— Нет, — сказала она бесцветным, усталым голосом. — Никто и ничто на земле не принудит меня к этому.
— Ты сделаешь это, — повторил он, вставая и беря ее за подбородок. — Сегодня утром Потоцкий вспоминал про твою сводную сестру, русскую аристократку. Так вот, если ты откажешься, она будет арестована по обвинению в шпионаже в пользу русского двора. Если пожелаешь, мы можем обеспечить твое присутствие при ее казни. Повешение — обычно прекрасное зрелище. Короче, хватит тратить время на бесплодные разговоры. Я предвидел твое дурацкое упрямство и поделился с Потоцким. Граф сказал мне в ответ, что за жизнь твоей сестры никто не даст и гроша ломаного, если ты попробуешь отказаться.
— Ты будешь гореть в аду, Тео! — крикнула она ему в лицо.
Презрение и ненависть перехлестнули в ней страх. Пять лет унижений, запретов и насилия вспыхнули вдруг при угрозах в адрес любимой сестры. Повесить ее… Боже мой, он способен на все! Звериная жестокость, проступавшая сквозь его благопристойные черты, словно грубый костяк мужлана из-под холеной барской кожи, заставляла верить, что он способен командовать казнью при ней… Она попыталась поднять руку для пощечины, но рука не слушалась ее…
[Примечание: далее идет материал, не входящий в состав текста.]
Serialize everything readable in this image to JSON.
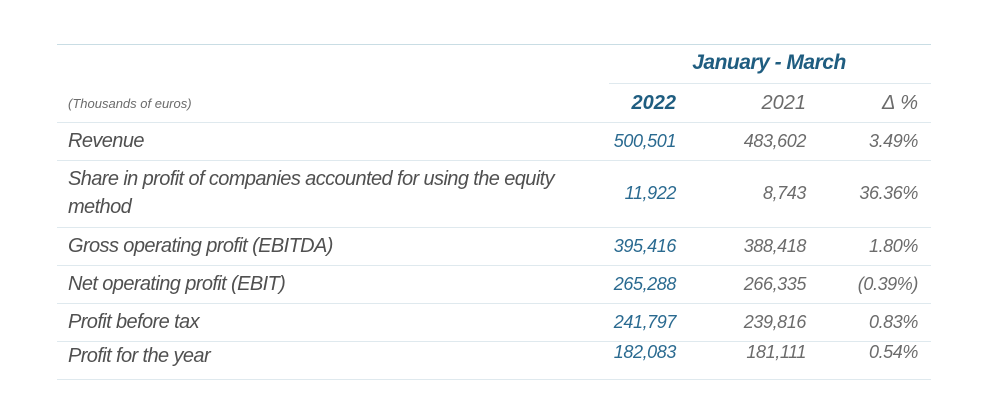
{
  "table": {
    "period_label": "January - March",
    "unit_label": "(Thousands of euros)",
    "columns": {
      "y2022": "2022",
      "y2021": "2021",
      "delta": "Δ %"
    },
    "rows": [
      {
        "label": "Revenue",
        "v2022": "500,501",
        "v2021": "483,602",
        "delta": "3.49%"
      },
      {
        "label": "Share in profit of companies accounted for using the equity method",
        "v2022": "11,922",
        "v2021": "8,743",
        "delta": "36.36%"
      },
      {
        "label": "Gross operating profit (EBITDA)",
        "v2022": "395,416",
        "v2021": "388,418",
        "delta": "1.80%"
      },
      {
        "label": "Net operating profit (EBIT)",
        "v2022": "265,288",
        "v2021": "266,335",
        "delta": "(0.39%)"
      },
      {
        "label": "Profit before tax",
        "v2022": "241,797",
        "v2021": "239,816",
        "delta": "0.83%"
      },
      {
        "label": "Profit for the year",
        "v2022": "182,083",
        "v2021": "181,111",
        "delta": "0.54%"
      }
    ]
  }
}
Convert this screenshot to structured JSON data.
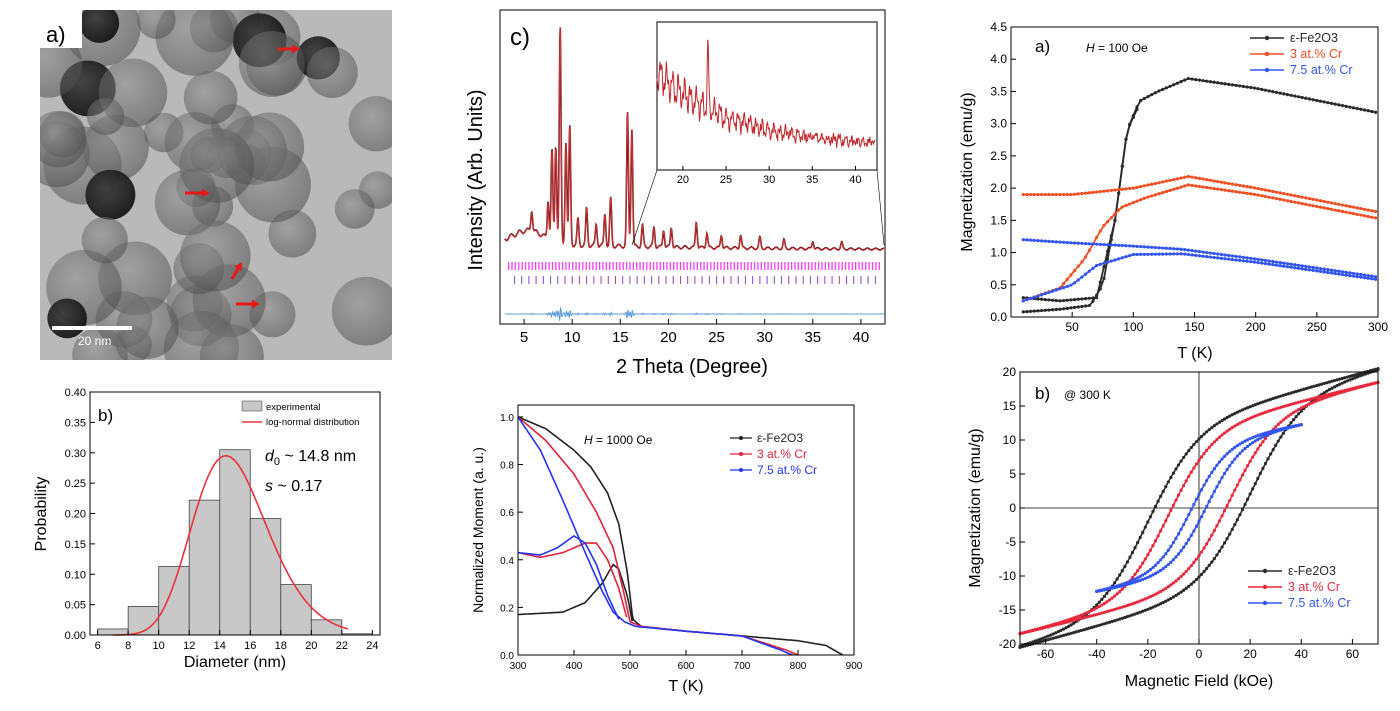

— Правильно, — заметил граф. — Если бы ты осмелилась, я, пожалуй, отстегал бы тебя хлыстом. Ну а теперь ты отправишься к себе и успокоишься перед своим заданием.
— Нет! — Валентина отступила от него. — Не прикасайся ко мне!
Но его цепкие руки уже обхватили ее, и она почувствовала, что ей не совладать. Он с силой вывернул ей руку, так что она вскрикнула от боли. Грубо развернув ее, он рывком подтащил ее к двери, проволок по коридору и швырнул в спальню. Она упала ничком на ковер. Он два раза с силой ударил ее по плечам ручкой своего стека, потом, с побелевшим от злости и напряжения лицом, запер дверь с обратной стороны на ключ и произнес громко:
— Ты напомнила мне об одной кобыле, которая прекрасно шла рысью, но иногда начинала взбрыкивать. Тогда ее приходилось учить, чтобы напомнить о том, кто ее хозяин. Но я надеюсь, что ты свой урок усвоишь раз и навсегда!
Когда граф вышел из апартаментов жены, он немедленно вызвал к себе дворецкого. Граф велел никого не впускать к графине, не отвечать на ее звонки и крики, не приносить никакой пищи и питья. Ключ от двери спальни оставался у графа. За нарушение приказа кем-нибудь из слуг граф распорядился давать тридцать плетей.
* * *
— О, мой милый де Шавель! — воскликнул Мюрат, привстав с кушетки и подавая руку полковнику. Мюрат был в отличном расположении духа. Он только что получил депешу о прибытии лошадей, поставленных для его кавалерии из Германии. Пятнадцать тысяч прекрасных лошадей. Ничто не нравилось Мюрату так, как хорошая лошадь, исключая, конечно, хорошеньких женщин, и он рассчитывал уже завтра осмотреть свои новые конные резервы.